In the United States, while each individual family, community or region may have specific customary signs of respect, there is not a nationwide tradition that is regularly practiced. Teaching our younger generations the practice of common courtesy to all is critical however when we are interacting with the elderly there are things we need to take into consideration.
It is a different world
While some elders have kept up with the changing times of our society, many are still leery. This may make them seem intolerant to say the least. Consider this, when they were growing up people often lived in communities that were culturally specific. Italians all lived in one area (as did Puerto Ricans, Germans, Chinese, etc.) so this meant that your butcher was Italian, your banker was Italian and your doctor was Italian. If you had a death in your family and the neighbors saw the hearse at your home they immediately knew what traditions would be carried out. On Ash Wednesday no one questioned the “smudge” on your forehead. While it was not a very diverse way to live it was the way at the time. Consider what a big adjustment it must be for some who live in independent living facilities, assisted living or nursing homes with a resident population that rivals the diversity of the United Nations.
Terms are confusing
Dementia, Alzheimer’s and other terms for diminishing mental capacity are common diagnoses however these are not familiar terms for many elderly. When they were younger and their elders were suffering from these illnesses it was often referred to as “senile” or even “crazy.” As you can imagine those terms came with a stigma. Not to mention that the treatment for such illnesses was often to be “put in a home” where stories of wild “therapy” was often feared.
A rule of thumb to remember is “one level slower than the elder.” This applies to everything. When interacting with the elderly, let them set the pace. Walking….slow down and keep one pace slower so they do not feel rushed. When assisting with a wheelchair, keep the pace slow. While you are certainly capable of brisk walking it is ill advised. If you walk quickly you will notice that your elder will begin lowering their eyes or their head. It would be comparable to us being on Mr.

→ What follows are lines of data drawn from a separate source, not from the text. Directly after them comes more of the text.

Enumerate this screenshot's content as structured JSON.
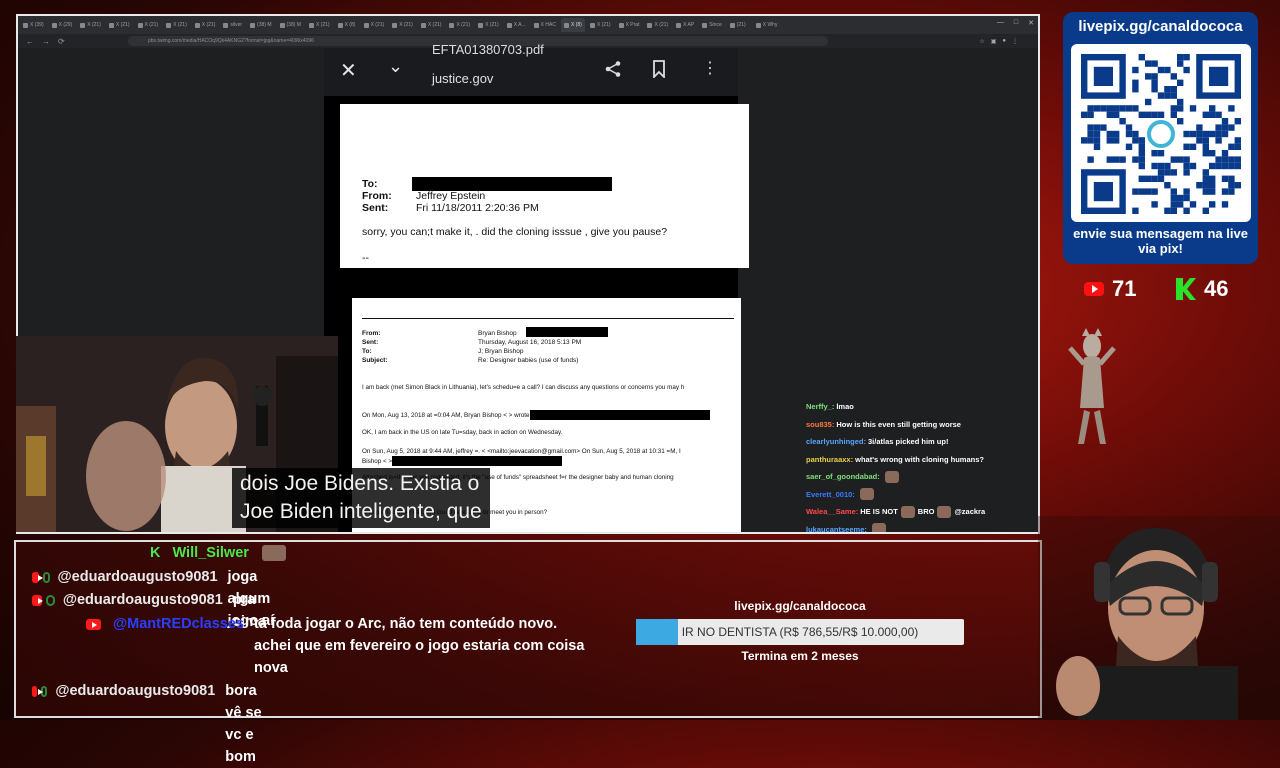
{
  "browser": {
    "tabs": [
      "X (39)",
      "X (29)",
      "X (21)",
      "X (21)",
      "X (21)",
      "X (21)",
      "X (21)",
      "silver",
      "(38) M",
      "(38) M",
      "X (21)",
      "X (8)",
      "X (21)",
      "X (21)",
      "X (21)",
      "X (21)",
      "X (21)",
      "X A...",
      "X HAC",
      "X (8)",
      "X (21)",
      "X Prat",
      "X (21)",
      "X AP",
      "Since",
      "(21)",
      "X Why"
    ],
    "url": "pbs.twimg.com/media/HACOq9Qk4AKNG2?format=jpg&name=4096x4096"
  },
  "phone": {
    "filename": "EFTA01380703.pdf",
    "domain": "justice.gov"
  },
  "doc1": {
    "to_label": "To:",
    "from_label": "From:",
    "from_value": "Jeffrey Epstein",
    "sent_label": "Sent:",
    "sent_value": "Fri 11/18/2011 2:20:36 PM",
    "body": "sorry, you can;t make it,  .  did the cloning isssue  , give you pause?",
    "sig": "--"
  },
  "doc2": {
    "from_label": "From:",
    "from_value": "Bryan Bishop",
    "sent_label": "Sent:",
    "sent_value": "Thursday, August 16, 2018 5:13 PM",
    "to_label": "To:",
    "to_value": "J; Bryan Bishop",
    "subject_label": "Subject:",
    "subject_value": "Re: Designer babies (use of funds)",
    "lines": [
      "I am back (met Simon Black in Lithuania), let's schedu=e a call? I can discuss any questions or concerns you may h",
      "On Mon, Aug 13, 2018 at =0:04 AM, Bryan Bishop <                                    > wrote:",
      "OK, I am back in the US on late Tu=sday, back in action on Wednesday.",
      "On Sun, Aug 5, 2018 at 9:44 AM, jeffrey =. < <mailto:jeevacation@gmail.com> On Sun, Aug 5, 2018 at 10:31 =M, I",
      "Bishop <                                    > wrote:",
      "Attached is=the doc you requested, it's the \"use of funds\" spreadsheet f=r the designer baby and human cloning",
      "                                    to hop on another call, or I could take a trip to meet you in person?"
    ]
  },
  "subtitle": {
    "line1": "dois Joe Bidens.  Existia o",
    "line2": "Joe Biden inteligente, que"
  },
  "small_chat": [
    {
      "user": "Nerffy_:",
      "msg": "lmao",
      "color": "#7fe07a"
    },
    {
      "user": "sou835:",
      "msg": "How is this even still getting worse",
      "color": "#ff7a3a"
    },
    {
      "user": "clearlyunhinged:",
      "msg": "3i/atlas picked him up!",
      "color": "#58a6ff"
    },
    {
      "user": "panthuraaxx:",
      "msg": "what's wrong with cloning humans?",
      "color": "#e8d24a"
    },
    {
      "user": "saer_of_goondabad:",
      "msg": "",
      "color": "#7fe07a"
    },
    {
      "user": "Everett_0010:",
      "msg": "",
      "color": "#3a7bff"
    },
    {
      "user": "Walea__Same:",
      "msg": "HE IS NOT",
      "msg2": "BRO",
      "msg3": "@zackra",
      "color": "#ff4a4a"
    },
    {
      "user": "lukaucantseeme:",
      "msg": "",
      "color": "#58a6ff"
    }
  ],
  "qr": {
    "url": "livepix.gg/canaldococa",
    "caption": "envie sua mensagem na live via pix!"
  },
  "stats": {
    "youtube": "71",
    "kick": "46"
  },
  "big_chat": [
    {
      "platform": "kick",
      "user": "Will_Silwer",
      "msg": "",
      "user_color": "#4ce64c"
    },
    {
      "platform": "youtube",
      "user": "@eduardoaugusto9081",
      "msg": "joga algum jogo aí",
      "user_color": "#e9e9e9"
    },
    {
      "platform": "youtube",
      "user": "@eduardoaugusto9081",
      "msg": "pra cima",
      "user_color": "#e9e9e9"
    },
    {
      "platform": "youtube",
      "user": "@MantREDclasses",
      "msg": "tá foda jogar o Arc, não tem conteúdo novo. achei que em fevereiro o jogo estaria com coisa nova",
      "user_color": "#2a3fff"
    },
    {
      "platform": "youtube",
      "user": "@eduardoaugusto9081",
      "msg": "bora vê se vc e bom",
      "user_color": "#e9e9e9"
    }
  ],
  "goal": {
    "site": "livepix.gg/canaldococa",
    "label": "IR NO DENTISTA (R$ 786,55/R$ 10.000,00)",
    "progress": 0.0787,
    "ends": "Termina em 2 meses"
  }
}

Toads Wild Ride. Pushing the wheelchair at a slower pace will create a more relaxed outing and the elder will continue to actively look around and take in the sights. Speaking… the pace a person speaks is the pace they process thoughts. By continually speaking faster than a person can process your words, you will cause confusion, frustration and ultimately end up with a communication fail. Also be sure to speak loud enough. This is done through trial and error. If you still see a confused look or are getting no response then try again. Continue until you are at a volume that allows your elder to have a normal conversation. Out of respect to the elder we need to communicate effectively at their pace and volume.

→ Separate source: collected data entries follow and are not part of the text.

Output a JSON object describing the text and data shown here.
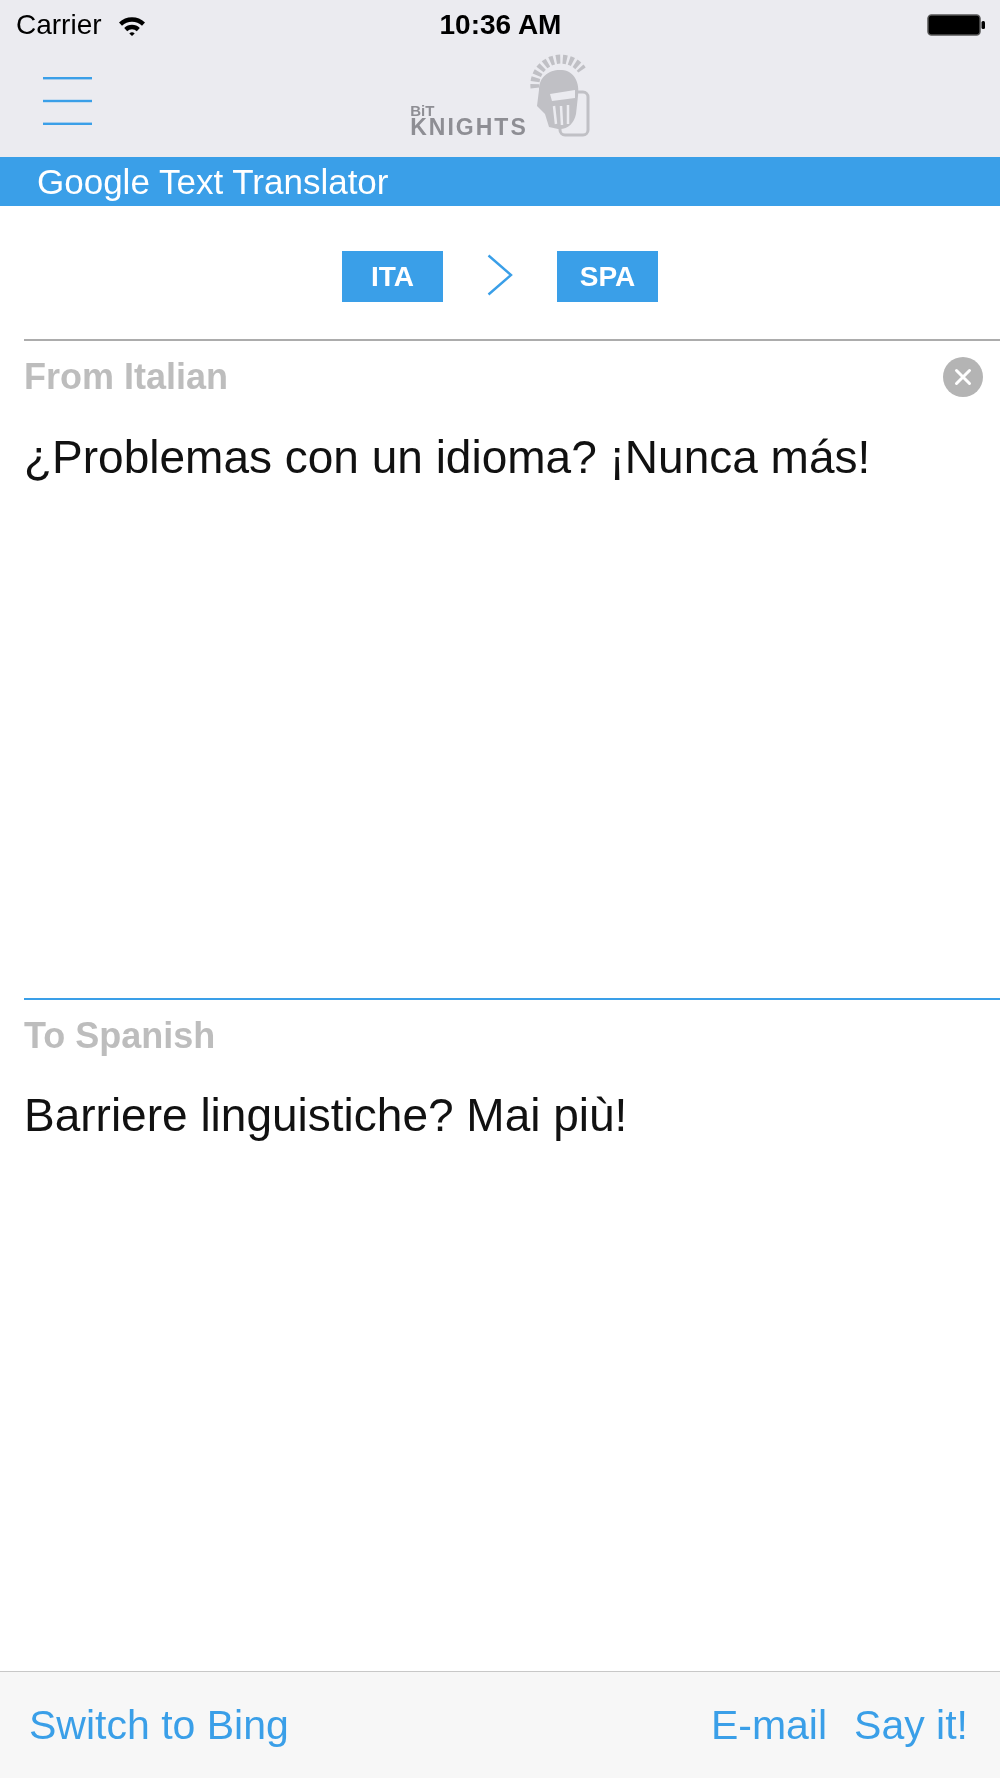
{
  "status_bar": {
    "carrier": "Carrier",
    "time": "10:36 AM"
  },
  "nav_bar": {
    "logo": {
      "small_text": "BiT",
      "large_text": "KNIGHTS"
    }
  },
  "title_bar": {
    "title": "Google Text Translator"
  },
  "language_pair": {
    "source": "ITA",
    "target": "SPA"
  },
  "source_panel": {
    "label": "From Italian",
    "text": "¿Problemas con un idioma? ¡Nunca más!"
  },
  "target_panel": {
    "label": "To Spanish",
    "text": "Barriere linguistiche? Mai più!"
  },
  "toolbar": {
    "left": [
      {
        "label": "Switch to Bing"
      }
    ],
    "right": [
      {
        "label": "E-mail"
      },
      {
        "label": "Say it!"
      }
    ]
  }
}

We always hear that giving of our time is one of the best gifts that we can give someone. This not only relates to how often we visit, how long we stay but also in how we interact. When speaking with the elderly it is respectful to give them time to think. Do not finish their sentences in an effort to speed up the conversation. Share one thought at a time to eliminate overload. For example, if you are talking to your colleague you may say, “Would you like to go to lunch? We could go to Cafe ABC or Restaurant XYZ.” No problem. However, by asking an elder the same question you are likely to get an awkward silence followed by them asking you to repeat the questions. By breaking down the communication and giving them time to process you will create a much more natural flowing conversation. “Would you like to go to lunch” should be followed by a pause and await a response. If the answer is yes then the question of where to go to lunch should also be broken down. “Would you like to go to Café ABC” should also be followed by a pause and await a response. While this seems like it will take a lot more of your time, the exact opposite is true. They will process your questions much more quickly and they will feel as if they are an active participant of the conversation and not being spoken “at.”

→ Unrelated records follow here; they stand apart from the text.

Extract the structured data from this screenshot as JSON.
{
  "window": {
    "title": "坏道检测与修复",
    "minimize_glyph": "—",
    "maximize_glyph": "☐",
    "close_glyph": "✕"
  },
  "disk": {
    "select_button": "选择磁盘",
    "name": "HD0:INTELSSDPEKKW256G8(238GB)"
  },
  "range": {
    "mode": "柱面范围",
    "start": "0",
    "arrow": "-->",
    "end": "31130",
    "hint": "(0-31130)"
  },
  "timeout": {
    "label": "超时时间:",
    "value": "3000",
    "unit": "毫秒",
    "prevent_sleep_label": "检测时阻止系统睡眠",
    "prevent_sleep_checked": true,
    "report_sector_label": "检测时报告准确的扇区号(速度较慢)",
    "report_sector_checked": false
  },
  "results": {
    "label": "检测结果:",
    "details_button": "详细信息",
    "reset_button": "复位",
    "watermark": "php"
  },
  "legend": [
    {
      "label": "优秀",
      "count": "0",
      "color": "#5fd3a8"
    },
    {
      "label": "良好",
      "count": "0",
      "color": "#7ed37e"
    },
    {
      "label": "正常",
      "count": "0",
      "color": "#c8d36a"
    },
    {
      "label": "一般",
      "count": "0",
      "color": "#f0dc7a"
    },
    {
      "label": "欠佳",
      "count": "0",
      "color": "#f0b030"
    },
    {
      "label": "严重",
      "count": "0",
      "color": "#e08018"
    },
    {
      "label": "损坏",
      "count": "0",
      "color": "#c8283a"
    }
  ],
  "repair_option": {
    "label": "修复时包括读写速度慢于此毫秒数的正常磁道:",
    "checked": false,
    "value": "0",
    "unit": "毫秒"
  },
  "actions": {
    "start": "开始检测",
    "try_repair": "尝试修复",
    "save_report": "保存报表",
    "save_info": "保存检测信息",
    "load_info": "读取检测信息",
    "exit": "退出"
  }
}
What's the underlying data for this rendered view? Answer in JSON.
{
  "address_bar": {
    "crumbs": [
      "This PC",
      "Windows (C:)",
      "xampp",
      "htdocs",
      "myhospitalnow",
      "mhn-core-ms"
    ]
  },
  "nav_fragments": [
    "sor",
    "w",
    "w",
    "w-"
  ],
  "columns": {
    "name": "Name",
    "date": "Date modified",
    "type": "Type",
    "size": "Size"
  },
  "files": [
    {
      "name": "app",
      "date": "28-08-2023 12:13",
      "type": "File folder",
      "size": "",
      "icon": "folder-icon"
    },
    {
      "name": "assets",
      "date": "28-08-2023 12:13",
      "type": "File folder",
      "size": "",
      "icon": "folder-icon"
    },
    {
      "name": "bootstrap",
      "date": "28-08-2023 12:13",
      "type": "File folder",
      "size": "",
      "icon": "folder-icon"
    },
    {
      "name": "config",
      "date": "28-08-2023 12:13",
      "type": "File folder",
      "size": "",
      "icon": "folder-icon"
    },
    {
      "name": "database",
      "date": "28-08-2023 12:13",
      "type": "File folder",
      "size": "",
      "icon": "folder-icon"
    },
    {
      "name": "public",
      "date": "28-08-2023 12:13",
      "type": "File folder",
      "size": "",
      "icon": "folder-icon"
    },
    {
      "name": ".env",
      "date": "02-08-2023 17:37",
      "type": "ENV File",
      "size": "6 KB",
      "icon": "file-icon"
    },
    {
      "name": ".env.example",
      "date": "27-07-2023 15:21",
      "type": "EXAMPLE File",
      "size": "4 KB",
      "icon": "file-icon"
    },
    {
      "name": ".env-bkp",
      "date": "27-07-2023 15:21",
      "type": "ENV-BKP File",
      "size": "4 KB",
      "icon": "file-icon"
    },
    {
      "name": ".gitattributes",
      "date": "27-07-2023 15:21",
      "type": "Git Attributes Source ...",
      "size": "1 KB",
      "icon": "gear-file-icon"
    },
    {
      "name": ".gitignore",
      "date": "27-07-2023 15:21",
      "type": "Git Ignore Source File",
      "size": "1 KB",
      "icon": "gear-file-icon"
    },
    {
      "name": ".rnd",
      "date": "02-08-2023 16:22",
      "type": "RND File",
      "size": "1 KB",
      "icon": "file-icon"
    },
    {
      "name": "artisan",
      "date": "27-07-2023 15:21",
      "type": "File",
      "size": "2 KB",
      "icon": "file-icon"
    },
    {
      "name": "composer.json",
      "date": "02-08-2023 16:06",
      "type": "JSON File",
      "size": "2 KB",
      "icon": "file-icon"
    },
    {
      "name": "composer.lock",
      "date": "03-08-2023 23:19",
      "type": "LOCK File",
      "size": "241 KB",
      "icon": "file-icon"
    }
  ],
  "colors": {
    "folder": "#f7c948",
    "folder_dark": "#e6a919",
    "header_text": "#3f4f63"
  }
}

Abraham J. Heshel once said,
A test of a people is how it behaves toward the old. It is easy to love children. Even tyrants and dictators make a point of being fond of children. But the affection and care for the old, the incurable, the helpless are the true gold mines of a culture.
Today, let us vow to treat our elder family, friends and strangers, with dignity and respect. Let our younger generation learn by not only our words but by our examples. It is in our best interest to teach them well. After all, they will be the adults in charge when we are lucky enough to become the elders.